Chief medical officer alerted to Cork City drinking water crisis

The drinking water crisis has now been referred to the chief medical officer, Professor Mary Horgan, who has passed it on to the HSE, after campaigners told her their water 'looks like Tanora'. Picture: Bryan Brophy/1IMAGE

Tens of thousands of Cork residents are to be stuck with the city's dirty drinking water crisis for at least the first half of 2025.

Uisce Éireann has admitted it will be well into the summer before there is any hope of seeing an end to the matter.

The utility company confirmed on Friday that it will pay out another €1.6m on top of the €40m it already spent on the Lee Road water treatment plant in a bid to tackle discoloured drinking water.

The new spend will be on a water-conditioning process, but Uisce Éireann has said it will not be in place until the middle of the year, and has admitted it will take some time before it can even say if it has worked.

The drinking water crisis has now been referred to the chief medical officer, Professor Mary Horgan, who has passed it on to the HSE, after campaigners told her their water “looks like Tanora”.

Sinn Féin TD for Cork North Central, Thomas Gould, said people’s health is at risk because of the issue.

“People are drinking dirty, contaminated water unknowingly.

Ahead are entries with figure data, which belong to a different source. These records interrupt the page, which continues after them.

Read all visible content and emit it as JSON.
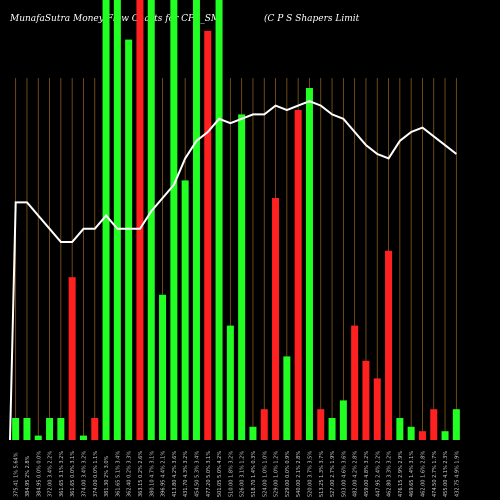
{
  "header": {
    "left": "MunafaSutra  Money Flow  Charts for CPS_SM",
    "right": "(C P S Shapers Limit"
  },
  "colors": {
    "background": "#000000",
    "up": "#22ff22",
    "down": "#ff2020",
    "grid": "#8a5a1a",
    "line": "#ffffff"
  },
  "chart_data": {
    "type": "bar",
    "ylim": [
      0,
      100
    ],
    "price_ylim": [
      0,
      100
    ],
    "categories": [
      "375.41 1% 5.64%",
      "384.95 2% 2.8%",
      "384.95 0.0% 0.0%",
      "372.00 3.4% 2.2%",
      "361.65 3.1% 3.2%",
      "361.65 0.0% 3.1%",
      "374.00 3.4% 3.2%",
      "374.00 0.0% 1.1%",
      "381.30 2% 3.0%",
      "361.65 5.1% 3.4%",
      "362.40 0.2% 3.3%",
      "363.15 0.2% 2.6%",
      "380.10 4.7% 3.1%",
      "396.95 4.4% 2.1%",
      "413.80 4.2% 3.6%",
      "431.70 4.3% 3.2%",
      "454.50 5.3% 3.4%",
      "477.20 5.0% 3.1%",
      "501.05 5.0% 4.2%",
      "510.00 1.8% 3.2%",
      "526.00 3.1% 1.2%",
      "518.70 1.4% 0.3%",
      "524.00 1.0% 1.0%",
      "529.00 1.0% 1.2%",
      "529.00 0.0% 0.9%",
      "540.00 2.1% 2.8%",
      "520.00 3.7% 3.5%",
      "513.25 1.3% 3.7%",
      "527.00 2.7% 1.9%",
      "503.00 4.6% 3.6%",
      "482.00 4.2% 2.8%",
      "459.00 4.8% 3.2%",
      "447.95 2.4% 2.2%",
      "462.80 3.3% 3.2%",
      "476.15 2.9% 2.9%",
      "469.65 1.4% 3.1%",
      "462.00 1.6% 2.8%",
      "474.50 2.7% 1.7%",
      "455.00 4.1% 2.3%",
      "432.75 4.9% 1.9%"
    ],
    "series": [
      {
        "direction": [
          "up",
          "up",
          "up",
          "up",
          "up",
          "down",
          "up",
          "down",
          "up",
          "up",
          "up",
          "down",
          "up",
          "up",
          "up",
          "up",
          "up",
          "down",
          "up",
          "up",
          "up",
          "up",
          "down",
          "down",
          "up",
          "down",
          "up",
          "down",
          "up",
          "up",
          "down",
          "down",
          "down",
          "down",
          "up",
          "up",
          "down",
          "down",
          "up",
          "up"
        ],
        "values": [
          5,
          5,
          1,
          5,
          5,
          37,
          1,
          5,
          100,
          100,
          91,
          100,
          100,
          33,
          100,
          59,
          100,
          93,
          100,
          26,
          74,
          3,
          7,
          55,
          19,
          75,
          80,
          7,
          5,
          9,
          26,
          18,
          14,
          43,
          5,
          3,
          2,
          7,
          2,
          7
        ],
        "color_key": "bar"
      },
      {
        "values": [
          54,
          54,
          51,
          48,
          45,
          45,
          48,
          48,
          51,
          48,
          48,
          48,
          52,
          55,
          58,
          64,
          68,
          70,
          73,
          72,
          73,
          74,
          74,
          76,
          75,
          76,
          77,
          76,
          74,
          73,
          70,
          67,
          65,
          64,
          68,
          70,
          71,
          69,
          67,
          65
        ],
        "color_key": "line"
      }
    ]
  }
}
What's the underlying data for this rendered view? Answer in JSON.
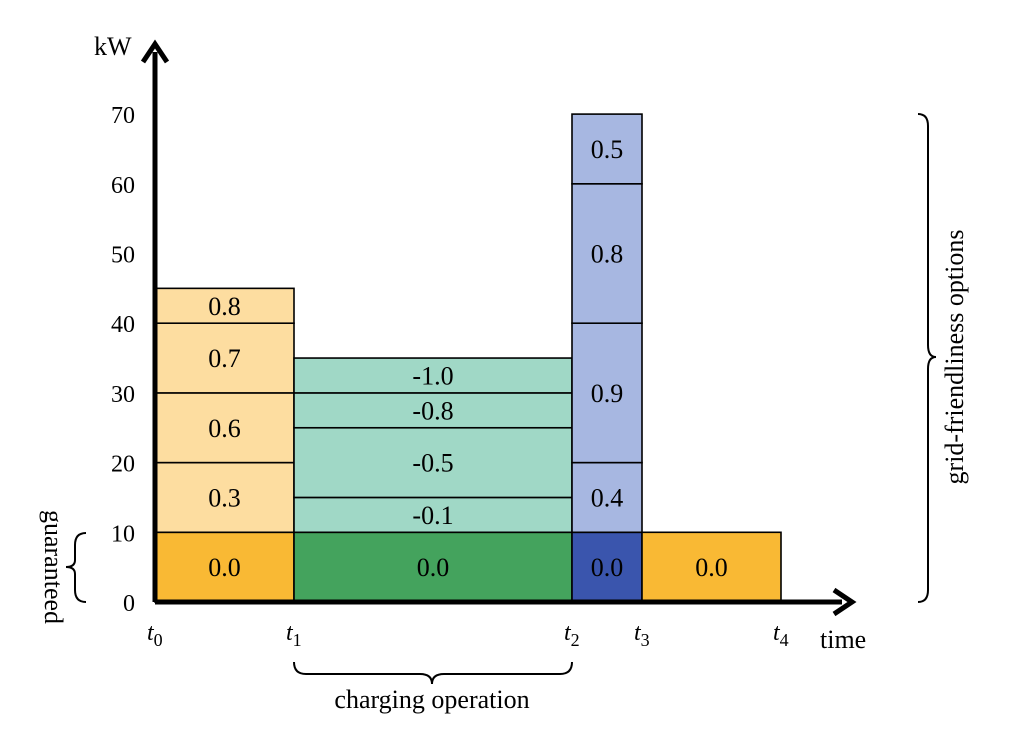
{
  "chart_data": {
    "type": "bar",
    "y_unit": "kW",
    "x_label": "time",
    "ylim": [
      0,
      70
    ],
    "y_ticks": [
      0,
      10,
      20,
      30,
      40,
      50,
      60,
      70
    ],
    "time_points": [
      {
        "base": "t",
        "sub": "0"
      },
      {
        "base": "t",
        "sub": "1"
      },
      {
        "base": "t",
        "sub": "2"
      },
      {
        "base": "t",
        "sub": "3"
      },
      {
        "base": "t",
        "sub": "4"
      }
    ],
    "blocks": [
      {
        "t_start": 0,
        "t_end": 1,
        "y0": 0,
        "y1": 10,
        "label": "0.0",
        "color": "#f9b934"
      },
      {
        "t_start": 0,
        "t_end": 1,
        "y0": 10,
        "y1": 20,
        "label": "0.3",
        "color": "#fddda0"
      },
      {
        "t_start": 0,
        "t_end": 1,
        "y0": 20,
        "y1": 30,
        "label": "0.6",
        "color": "#fddda0"
      },
      {
        "t_start": 0,
        "t_end": 1,
        "y0": 30,
        "y1": 40,
        "label": "0.7",
        "color": "#fddda0"
      },
      {
        "t_start": 0,
        "t_end": 1,
        "y0": 40,
        "y1": 45,
        "label": "0.8",
        "color": "#fddda0"
      },
      {
        "t_start": 1,
        "t_end": 2,
        "y0": 0,
        "y1": 10,
        "label": "0.0",
        "color": "#44a35d"
      },
      {
        "t_start": 1,
        "t_end": 2,
        "y0": 10,
        "y1": 15,
        "label": "-0.1",
        "color": "#a0d8c6"
      },
      {
        "t_start": 1,
        "t_end": 2,
        "y0": 15,
        "y1": 25,
        "label": "-0.5",
        "color": "#a0d8c6"
      },
      {
        "t_start": 1,
        "t_end": 2,
        "y0": 25,
        "y1": 30,
        "label": "-0.8",
        "color": "#a0d8c6"
      },
      {
        "t_start": 1,
        "t_end": 2,
        "y0": 30,
        "y1": 35,
        "label": "-1.0",
        "color": "#a0d8c6"
      },
      {
        "t_start": 2,
        "t_end": 3,
        "y0": 0,
        "y1": 10,
        "label": "0.0",
        "color": "#3a55ad"
      },
      {
        "t_start": 2,
        "t_end": 3,
        "y0": 10,
        "y1": 20,
        "label": "0.4",
        "color": "#a7b7e1"
      },
      {
        "t_start": 2,
        "t_end": 3,
        "y0": 20,
        "y1": 40,
        "label": "0.9",
        "color": "#a7b7e1"
      },
      {
        "t_start": 2,
        "t_end": 3,
        "y0": 40,
        "y1": 60,
        "label": "0.8",
        "color": "#a7b7e1"
      },
      {
        "t_start": 2,
        "t_end": 3,
        "y0": 60,
        "y1": 70,
        "label": "0.5",
        "color": "#a7b7e1"
      },
      {
        "t_start": 3,
        "t_end": 4,
        "y0": 0,
        "y1": 10,
        "label": "0.0",
        "color": "#f9b934"
      }
    ],
    "annotations": {
      "guaranteed": "guaranteed",
      "charging_operation": "charging operation",
      "grid_friendliness": "grid-friendliness options"
    }
  }
}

Sometimes the water looks like sludge or Tanora but sometimes it is only a slight discolouration and people don’t notice it,” he said.

The Department of Health said the HSE will respond on the public health advice.

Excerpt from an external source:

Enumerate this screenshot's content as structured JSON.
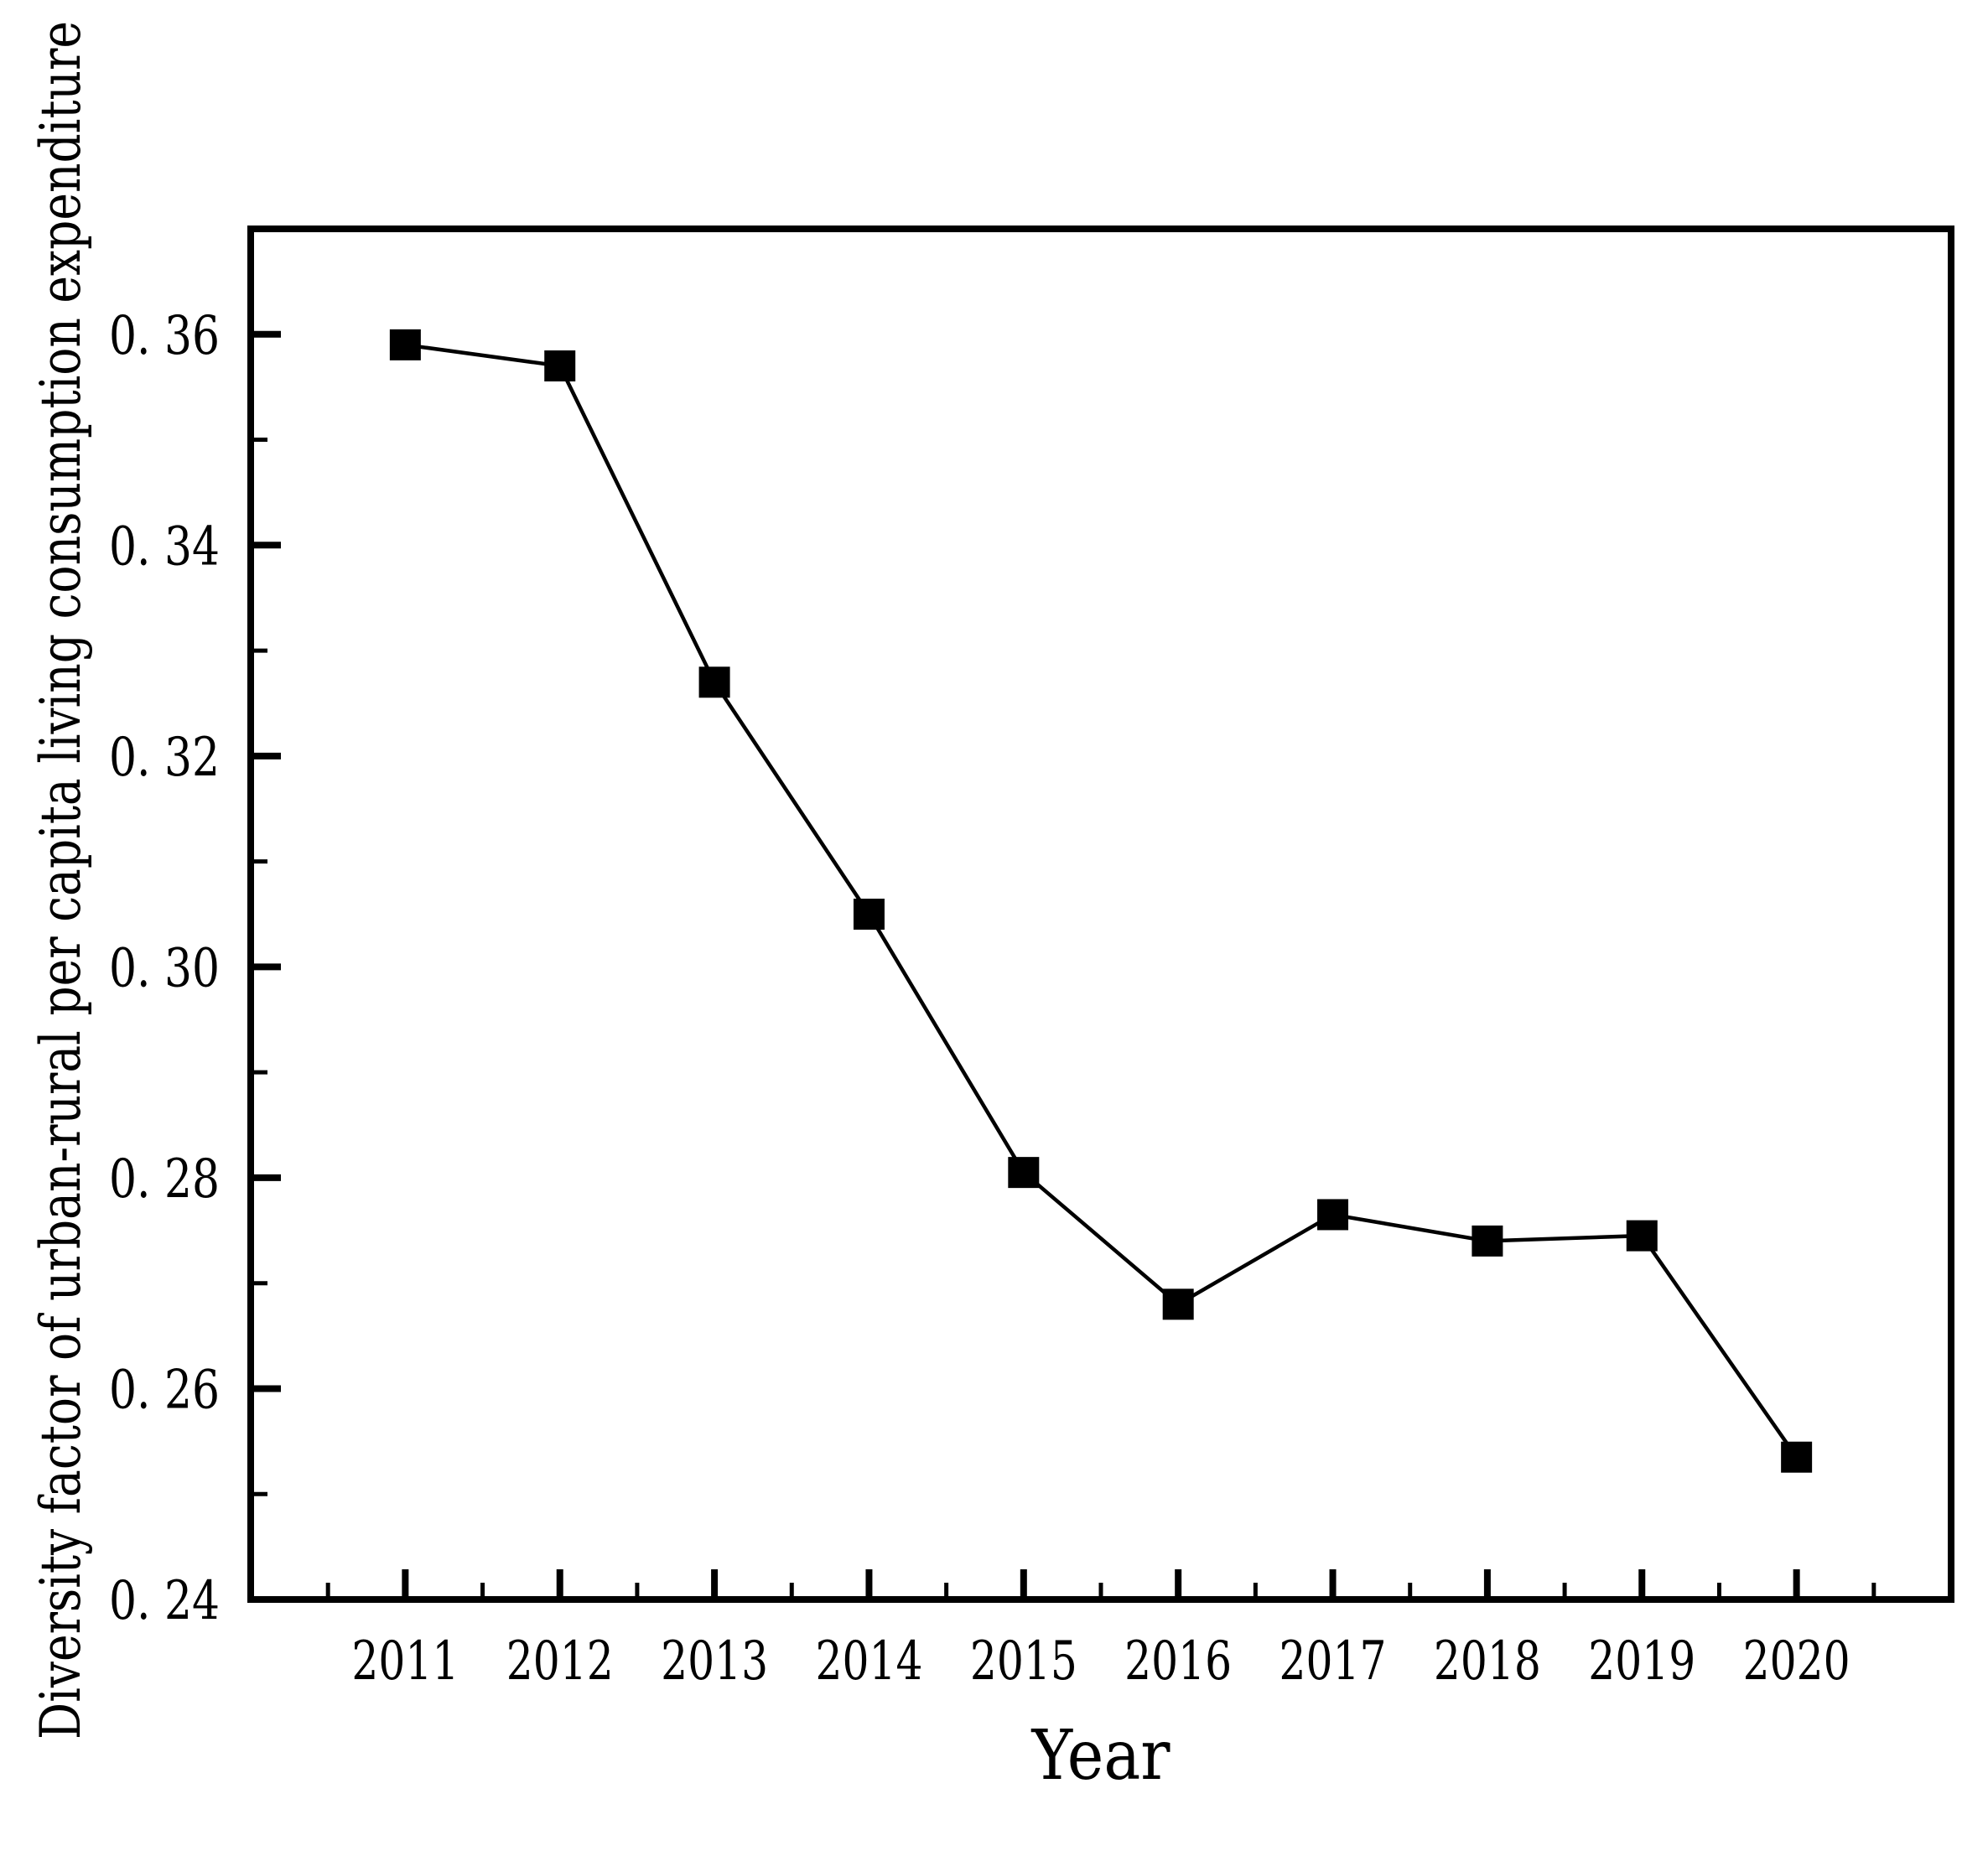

Uisce Éireann insisted on Friday that the water being produced at the plant is fully compliant with drinking water standards and is safe to drink once it runs clear.

The plant, which opened in summer 2022, produces about 30m litres of water a day for thousands of homes and businesses across the northside, in parts of the city centre, and in pockets of the southside.

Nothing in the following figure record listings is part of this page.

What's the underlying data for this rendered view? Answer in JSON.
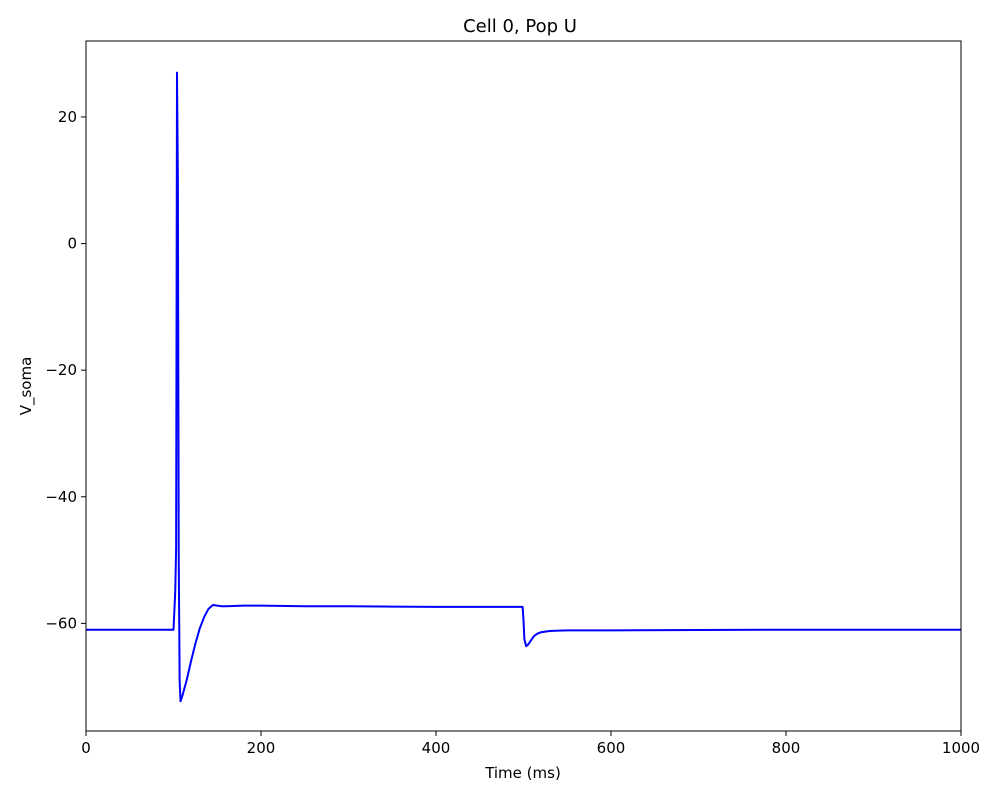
{
  "chart_data": {
    "type": "line",
    "title": "Cell 0, Pop U",
    "xlabel": "Time (ms)",
    "ylabel": "V_soma",
    "xlim": [
      0,
      1000
    ],
    "ylim": [
      -77,
      32
    ],
    "x_ticks": [
      0,
      200,
      400,
      600,
      800,
      1000
    ],
    "x_tick_labels": [
      "0",
      "200",
      "400",
      "600",
      "800",
      "1000"
    ],
    "y_ticks": [
      -60,
      -40,
      -20,
      0,
      20
    ],
    "y_tick_labels": [
      "−60",
      "−40",
      "−20",
      "0",
      "20"
    ],
    "grid": false,
    "series": [
      {
        "color": "#0000ff",
        "x": [
          0,
          50,
          100,
          102,
          103,
          104,
          105,
          106,
          107,
          108,
          110,
          115,
          120,
          125,
          130,
          135,
          140,
          145,
          150,
          155,
          160,
          180,
          200,
          250,
          300,
          350,
          400,
          450,
          499,
          500,
          501,
          503,
          505,
          508,
          512,
          516,
          520,
          525,
          530,
          540,
          550,
          600,
          700,
          800,
          900,
          1000
        ],
        "y": [
          -61.0,
          -61.0,
          -61.0,
          -55.0,
          -48.0,
          27.0,
          10.0,
          -50.0,
          -69.0,
          -72.3,
          -71.5,
          -69.0,
          -66.0,
          -63.2,
          -60.8,
          -59.0,
          -57.7,
          -57.1,
          -57.2,
          -57.3,
          -57.3,
          -57.2,
          -57.2,
          -57.3,
          -57.3,
          -57.35,
          -57.4,
          -57.4,
          -57.4,
          -59.5,
          -62.5,
          -63.6,
          -63.4,
          -62.8,
          -62.0,
          -61.6,
          -61.4,
          -61.3,
          -61.2,
          -61.15,
          -61.1,
          -61.1,
          -61.05,
          -61.0,
          -61.0,
          -61.0
        ]
      }
    ]
  }
}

But Uisce Eireann, which was getting an average of seven discolouration complaints a day before the plant was built, has been plagued by discolouration complaints since it opened.

There was a spike of complaints between August and September 2022, with more than 40 complaints on some days, between November 2022 and February 2023, between September and October 2023, and again between August 28, 2024, and September 3, 2024, when complaints peaked at around 80 a day on one day during that period.

Discoloured water from a tap in Cork City. File picture
Discoloured water from a tap in Cork City. File picture

The complaints have been trending downwards in recent months but are still well above the level they were at before the new plant was built.

Intermittent discolouration is an issue on every water network with cast-iron pipes when sediment built up inside the pipes is dislodged.

But Uisce Éireann has blamed the discolouration in Cork city on a combination of factors, including major rehabilitation works on the network, changes to the chemical treatment process at the new plant, and a higher velocity of water being pumped through the ageing network of cast-iron pipes.

It has tweaked the chemical treatment process and the pumping operation, and has established a taskforce to tackle the problem, with targeted pipe flushing ongoing, but the problem persists.

A manganese reduction step has been installed at the plant following the detection last year of elevated levels of manganese in the source water coming from the River Lee but another new process is being installed over the coming months to increase the alkalinity of the treated water.

Engineers hope this will deposit a thin lining on the inside of the pipes, minimising the risk of sediment being dislodged.

Uisce Éireann defended its decision not to issue a ‘do not consume’ advisory in the affected areas and insisted the water coming from the plant is safe to drink “when running clear”.

More than €100m has been invested in water infrastructure in Cork City in recent years, including the €40m Lee Road plant.

But Uisce Éireann it could take at least €500m and 50-years to replace the city's cast-iron pipes.